To contemplate being a bit of a diva and stamp my feet a bit WRT publishers?

(30 Posts)

It's all a bit alarming but I am quite cross TBH. The situation is that publisher A 'commissioned' me to write a book, which I did. Initially, publisher A was making all sorts of encouraging noises bout the new imprint etc, but they haven't done much with the other titles they put out (or rather, sneaked out as ebooks without even letting the authors know so they could promote themselves). Though the book has been written and copy-edited and they have designed a cover for it, I still haven't had a contract and nothing has been signed.

Publisher B has commissioned another book from me, and Publisher B is lovely, enthusiastic, organised etc. So I was having a whine to B about how tiresome A is being, and Publisher B would actually be quite happy to have the book given that A doesn't seem to give a flying fuck.

So AIBU to tell A to fuck off, I'm taking my toys home and not playing with them any more? Or should I do a 'more in sorrow than in anger' email and see if they offer me more sweeties?

escape Wed 24-Jul-13 15:08:09

Offer you more what though? They haven't offered you anything so far except asking you to write a book, which you have with no contract/terms? ( unless I read wrong )

OldLadyKnowsNothing Wed 24-Jul-13 15:09:27

Well, you have no contract with A, why not go with B? Have any expenses been incurred by A they could legitimately claim back?

MyNameIsSuz Wed 24-Jul-13 15:13:58

That no contract thing sounds dodgy to me. Have you asked them about the contract? If you've reminded them and they still haven't sent anything, then I'd take it to publisher B. However, I would be upfront with publisher A and tell them before you do anything what you are thinking of doing and why, they may pull their finger out. And if not, at least you have a clear conscience. I'd worry otherwise that if they've spent money on production already they won't be willing to let this go, contract or not.

Just out of interest, what kind of book are you writing - trade or academic?

wriggletto Wed 24-Jul-13 15:22:32

Did you tell Publisher A about book 2? If not, sell book 2 to Publisher B but do it under a different pen name, unless it's part of a series.
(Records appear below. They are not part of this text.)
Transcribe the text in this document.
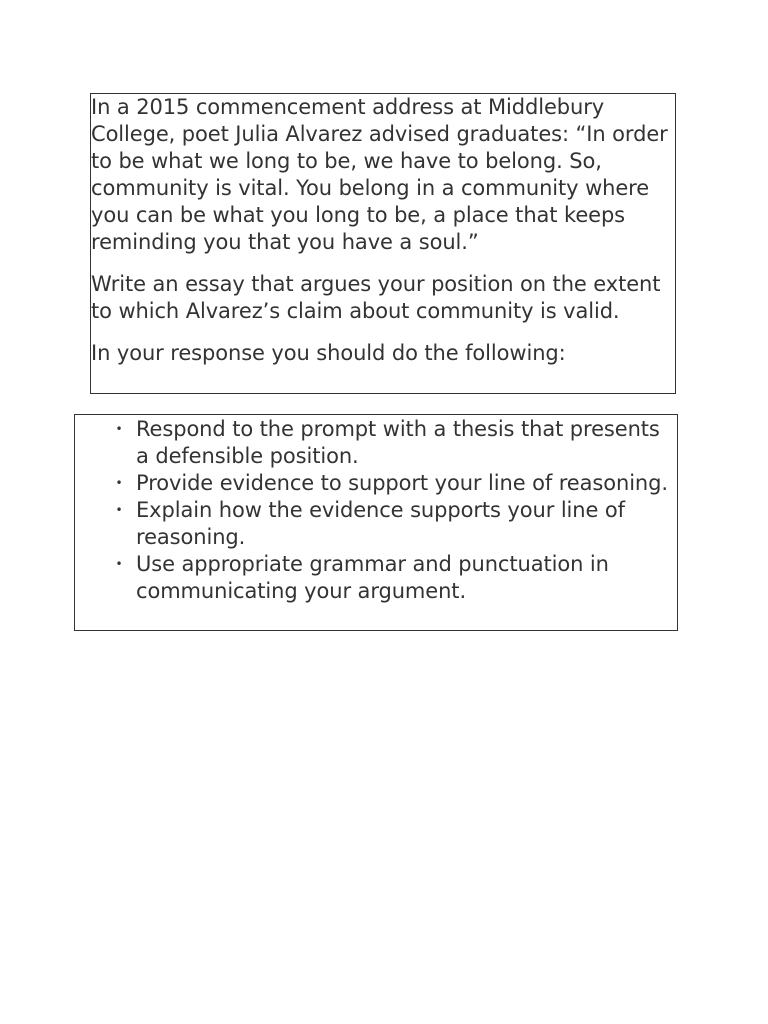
In a 2015 commencement address at Middlebury College, poet Julia Alvarez advised graduates: “In order to be what we long to be, we have to belong. So, community is vital. You belong in a community where you can be what you long to be, a place that keeps reminding you that you have a soul.”

Write an essay that argues your position on the extent to which Alvarez’s claim about community is valid.

In your response you should do the following:

• Respond to the prompt with a thesis that presents a defensible position.
• Provide evidence to support your line of reasoning.
• Explain how the evidence supports your line of reasoning.
• Use appropriate grammar and punctuation in communicating your argument.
And this time, make sure you get a contract from them before you give them the ms, or else you might suddenly find the terms have changed dramatically between agreeing it in principle, and them actually committing to a contract. You're in a much weaker position to bargain!

Well Publisher A have paid/will have to pay the person who did the copy edit. But if they themselves were to decide not to publish the book after it had been copy-edited, they would still have to pay the copy editor for the work done. I expect they will have incurred some costs for the cover design they did (though not sure whether they have an in-house cover design team who are paid a regular monthly salary rather than per individual cover).

They have said more than once that the contract is 'on its way' but no sign of it. I was even asked, a few months back, to finish the book faster so it could be brought forward in the list.

Sorry to be a bit cagey here but Publisher A, in particular, is a big firm. My specific book is (or was supposed to be) part of a range/series of titles in a small subdivision of the big firm. I am not sure that they are not going to pull the whole subdivision.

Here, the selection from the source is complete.